Ein Bewusstsein wie Menschen kann eine Maschine nie entwickeln. Sie kann natürlich so programmiert werden, dass sie menschliches Sprechen verblüffend ähnlich imitiert. Aber es ist gewollte Imitation, und auch der Datenraum wurde von Menschen definiert. Maschinen handeln nicht autonom. Zwar ist im Gegensatz zu anderen Automaten die sogenannte Künstlicher Intelligenz nicht von A bis Z durchprogrammiert, aber bei der Entwicklung wird ein Lernprozess oder ein Ziel festgelegt.

2. Warum versuchen ForscherInnen Künstliche Intelligenz zu entwickeln, die so menschlich wie möglich ist? Was für einen Vorteil verspricht man sich daraus?

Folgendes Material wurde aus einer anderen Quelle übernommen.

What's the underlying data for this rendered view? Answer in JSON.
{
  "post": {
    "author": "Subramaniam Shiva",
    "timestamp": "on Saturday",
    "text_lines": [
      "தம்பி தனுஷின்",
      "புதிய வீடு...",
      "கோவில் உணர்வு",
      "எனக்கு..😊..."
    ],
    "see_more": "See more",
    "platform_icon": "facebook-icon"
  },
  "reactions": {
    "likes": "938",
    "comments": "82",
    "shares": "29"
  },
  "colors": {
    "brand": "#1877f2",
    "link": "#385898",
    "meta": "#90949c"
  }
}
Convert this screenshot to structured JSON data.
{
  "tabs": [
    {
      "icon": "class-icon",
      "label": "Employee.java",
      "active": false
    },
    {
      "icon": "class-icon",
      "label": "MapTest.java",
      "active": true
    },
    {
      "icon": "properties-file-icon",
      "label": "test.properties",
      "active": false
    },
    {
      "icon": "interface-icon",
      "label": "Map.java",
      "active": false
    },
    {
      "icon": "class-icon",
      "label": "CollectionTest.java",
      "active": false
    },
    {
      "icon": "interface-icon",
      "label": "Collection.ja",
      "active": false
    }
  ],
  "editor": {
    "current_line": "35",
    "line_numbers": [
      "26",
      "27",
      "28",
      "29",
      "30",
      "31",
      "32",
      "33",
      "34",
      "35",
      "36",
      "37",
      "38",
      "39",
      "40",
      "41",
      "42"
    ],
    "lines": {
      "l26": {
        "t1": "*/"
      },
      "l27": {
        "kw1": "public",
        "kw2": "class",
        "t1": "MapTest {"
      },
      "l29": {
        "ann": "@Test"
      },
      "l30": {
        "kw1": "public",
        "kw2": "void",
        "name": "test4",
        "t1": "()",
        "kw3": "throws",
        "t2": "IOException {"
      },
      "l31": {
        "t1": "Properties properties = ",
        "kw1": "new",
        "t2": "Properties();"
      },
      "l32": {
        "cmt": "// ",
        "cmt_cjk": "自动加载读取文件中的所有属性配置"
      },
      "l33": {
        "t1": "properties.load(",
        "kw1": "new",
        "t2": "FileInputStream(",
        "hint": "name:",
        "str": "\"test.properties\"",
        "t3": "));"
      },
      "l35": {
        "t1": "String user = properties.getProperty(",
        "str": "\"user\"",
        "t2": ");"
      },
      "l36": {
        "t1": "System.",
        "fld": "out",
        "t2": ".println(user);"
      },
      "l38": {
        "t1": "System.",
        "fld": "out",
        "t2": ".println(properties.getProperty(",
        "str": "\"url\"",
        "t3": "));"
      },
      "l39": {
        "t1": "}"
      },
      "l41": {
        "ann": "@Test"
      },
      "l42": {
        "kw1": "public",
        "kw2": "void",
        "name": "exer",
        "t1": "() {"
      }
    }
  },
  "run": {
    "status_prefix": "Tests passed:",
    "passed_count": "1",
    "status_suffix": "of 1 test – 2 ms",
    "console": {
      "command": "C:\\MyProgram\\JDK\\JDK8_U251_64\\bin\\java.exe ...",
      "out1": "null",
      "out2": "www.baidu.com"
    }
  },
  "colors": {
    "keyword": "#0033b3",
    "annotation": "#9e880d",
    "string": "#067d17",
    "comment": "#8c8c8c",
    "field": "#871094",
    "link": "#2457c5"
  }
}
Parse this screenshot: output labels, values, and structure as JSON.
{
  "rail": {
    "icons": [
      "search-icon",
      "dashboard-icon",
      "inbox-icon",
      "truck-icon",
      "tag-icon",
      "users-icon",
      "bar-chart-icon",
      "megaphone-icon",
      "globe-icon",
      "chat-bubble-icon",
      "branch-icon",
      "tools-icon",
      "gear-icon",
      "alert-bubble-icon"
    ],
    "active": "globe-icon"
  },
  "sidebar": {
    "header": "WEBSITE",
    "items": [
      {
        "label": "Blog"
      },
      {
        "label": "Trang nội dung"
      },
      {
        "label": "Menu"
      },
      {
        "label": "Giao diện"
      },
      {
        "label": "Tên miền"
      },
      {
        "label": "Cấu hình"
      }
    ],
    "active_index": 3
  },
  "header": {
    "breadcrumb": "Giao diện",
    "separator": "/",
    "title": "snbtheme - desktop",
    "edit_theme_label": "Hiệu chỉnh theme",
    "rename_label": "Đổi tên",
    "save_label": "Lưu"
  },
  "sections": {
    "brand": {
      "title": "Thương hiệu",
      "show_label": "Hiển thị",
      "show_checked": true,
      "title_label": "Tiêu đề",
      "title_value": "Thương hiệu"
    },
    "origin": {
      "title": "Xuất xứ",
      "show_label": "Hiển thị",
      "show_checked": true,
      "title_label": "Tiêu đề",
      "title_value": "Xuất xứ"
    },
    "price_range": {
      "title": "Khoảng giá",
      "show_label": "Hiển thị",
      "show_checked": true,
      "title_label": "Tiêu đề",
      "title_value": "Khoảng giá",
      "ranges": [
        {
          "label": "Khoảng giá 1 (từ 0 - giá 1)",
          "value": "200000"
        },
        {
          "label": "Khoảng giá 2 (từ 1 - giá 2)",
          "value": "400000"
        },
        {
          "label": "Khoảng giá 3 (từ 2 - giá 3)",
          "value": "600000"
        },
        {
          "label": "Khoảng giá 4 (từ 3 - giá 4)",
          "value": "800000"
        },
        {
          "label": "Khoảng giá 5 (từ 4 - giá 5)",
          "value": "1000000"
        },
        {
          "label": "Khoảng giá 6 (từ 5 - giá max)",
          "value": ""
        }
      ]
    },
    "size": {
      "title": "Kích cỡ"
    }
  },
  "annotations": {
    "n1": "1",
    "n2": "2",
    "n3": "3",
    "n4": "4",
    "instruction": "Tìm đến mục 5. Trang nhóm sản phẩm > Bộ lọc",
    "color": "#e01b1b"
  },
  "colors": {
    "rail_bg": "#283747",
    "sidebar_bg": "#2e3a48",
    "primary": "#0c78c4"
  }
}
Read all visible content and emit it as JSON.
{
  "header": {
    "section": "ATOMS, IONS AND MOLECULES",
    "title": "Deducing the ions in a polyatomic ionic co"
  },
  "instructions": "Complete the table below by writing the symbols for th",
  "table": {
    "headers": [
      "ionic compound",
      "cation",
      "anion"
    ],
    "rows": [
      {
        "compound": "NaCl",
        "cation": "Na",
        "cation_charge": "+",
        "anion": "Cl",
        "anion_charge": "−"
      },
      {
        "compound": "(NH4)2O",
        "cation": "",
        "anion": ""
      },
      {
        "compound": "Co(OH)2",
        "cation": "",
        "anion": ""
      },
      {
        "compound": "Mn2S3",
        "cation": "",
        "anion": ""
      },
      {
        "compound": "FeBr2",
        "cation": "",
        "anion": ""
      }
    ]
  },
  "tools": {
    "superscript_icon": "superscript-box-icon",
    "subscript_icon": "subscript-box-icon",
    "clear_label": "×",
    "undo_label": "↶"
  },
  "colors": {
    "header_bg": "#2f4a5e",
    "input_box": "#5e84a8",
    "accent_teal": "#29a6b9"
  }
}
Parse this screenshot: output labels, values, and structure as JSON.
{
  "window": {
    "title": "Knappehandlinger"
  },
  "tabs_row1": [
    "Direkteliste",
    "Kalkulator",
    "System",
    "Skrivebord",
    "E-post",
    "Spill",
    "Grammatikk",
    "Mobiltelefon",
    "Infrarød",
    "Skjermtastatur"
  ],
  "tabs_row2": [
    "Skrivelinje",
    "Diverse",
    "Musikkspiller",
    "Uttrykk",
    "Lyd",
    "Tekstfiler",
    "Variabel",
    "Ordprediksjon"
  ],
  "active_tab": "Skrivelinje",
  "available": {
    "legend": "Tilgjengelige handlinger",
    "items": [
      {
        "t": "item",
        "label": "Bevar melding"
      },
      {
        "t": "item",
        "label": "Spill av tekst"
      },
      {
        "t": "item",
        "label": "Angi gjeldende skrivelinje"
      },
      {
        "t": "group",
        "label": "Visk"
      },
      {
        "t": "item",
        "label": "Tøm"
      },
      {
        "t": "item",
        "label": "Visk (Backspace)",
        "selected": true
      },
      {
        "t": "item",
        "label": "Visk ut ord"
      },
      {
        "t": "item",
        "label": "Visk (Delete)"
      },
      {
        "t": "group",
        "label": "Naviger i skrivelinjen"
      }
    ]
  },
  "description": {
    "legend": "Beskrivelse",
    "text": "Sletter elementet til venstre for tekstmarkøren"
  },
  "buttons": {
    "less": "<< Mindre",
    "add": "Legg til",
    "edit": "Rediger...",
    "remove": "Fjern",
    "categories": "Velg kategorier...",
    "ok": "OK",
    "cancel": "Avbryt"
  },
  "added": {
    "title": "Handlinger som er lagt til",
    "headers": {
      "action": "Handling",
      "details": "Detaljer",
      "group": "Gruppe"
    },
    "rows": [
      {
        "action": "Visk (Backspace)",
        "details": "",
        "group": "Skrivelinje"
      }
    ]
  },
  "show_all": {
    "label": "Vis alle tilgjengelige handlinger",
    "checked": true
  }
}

Menschen entwickeln und benutzen seit Urzeiten technische Hilfsmittel zu ihrem Vorteil. Bei sogenannter Künstlicher Intelligenz handelt es sich um Softwareverfahren mit hochentwickelten Datenverarbeitungsmöglichkeiten. Der direkte Vergleich zum Menschen ist jedoch absurd. Wir machen ja auch keine Wettläufe gegen Rennautos oder bewerten Atomkraft wie Muskelkraft. Irreführende Begriffe wie “Intelligenz” verfälschen leider die Wahrnehmung der Handlungsfähigkeit und damit der Verantwortung.

3. Manche ExpertInnen sehe eine Zukunft voraus, in der ein kleiner Teil der Menschen am Computer sitzt und programmiert, während der Rest keine Arbeit mehr hat, weil Maschinen, Roboter und KI effektiver als Menschen geworden sind und alle Aufgaben erledigen. Sehen Sie ein solches Szenario als realistisch an?

Comic "dependency" by xkcdNein, denn zum einen können Software und Roboter nicht alle Tätigkeiten ersetzen, die von Menschen erbracht werden. Zudem unterschätzt ein solches Szenario den Aufwand, der für gut funktionierende Systeme erbracht werden muss. Programmieren ist nur ein Teil davon. Es braucht auch Hardware, Installation, Unterhalt und Wartung. Daten müssen gesammelt, erstellt oder aufbereitet werden, was heute schon oft unsichtbar von Menschen hinter den Kulissen gemacht wird.

4. Welche ethischen Grundsätze sollten bei der Entwicklung von Künstlicher Intelligenz niemals verletzt werden?

Dazu gibt es zahlreiche Vorschläge, aber keine Pauschalantwort, auch weil der Begriff Künstliche Intelligenz mehrere Technologien umfasst, die in den verschiedenen Gebieten unterschiedliche Auswirkungen haben können. Die Diskussion um solche ethischen Grundsätze ist aber zentral, insbesondere mit einem Fokus auf mögliche Anwendungen. Eine wichtige Frage stellt sich übrigens sogar noch vor der Entwicklung, nämlich jene der Verhältnismässigkeit. Eine KI-Lösung benötigt Zeit, Ressourcen, und nicht wenig Energie. Manchmal kann ein Problem oder eine Aufgabe auf alternative Weise zielbringender gelöst werden.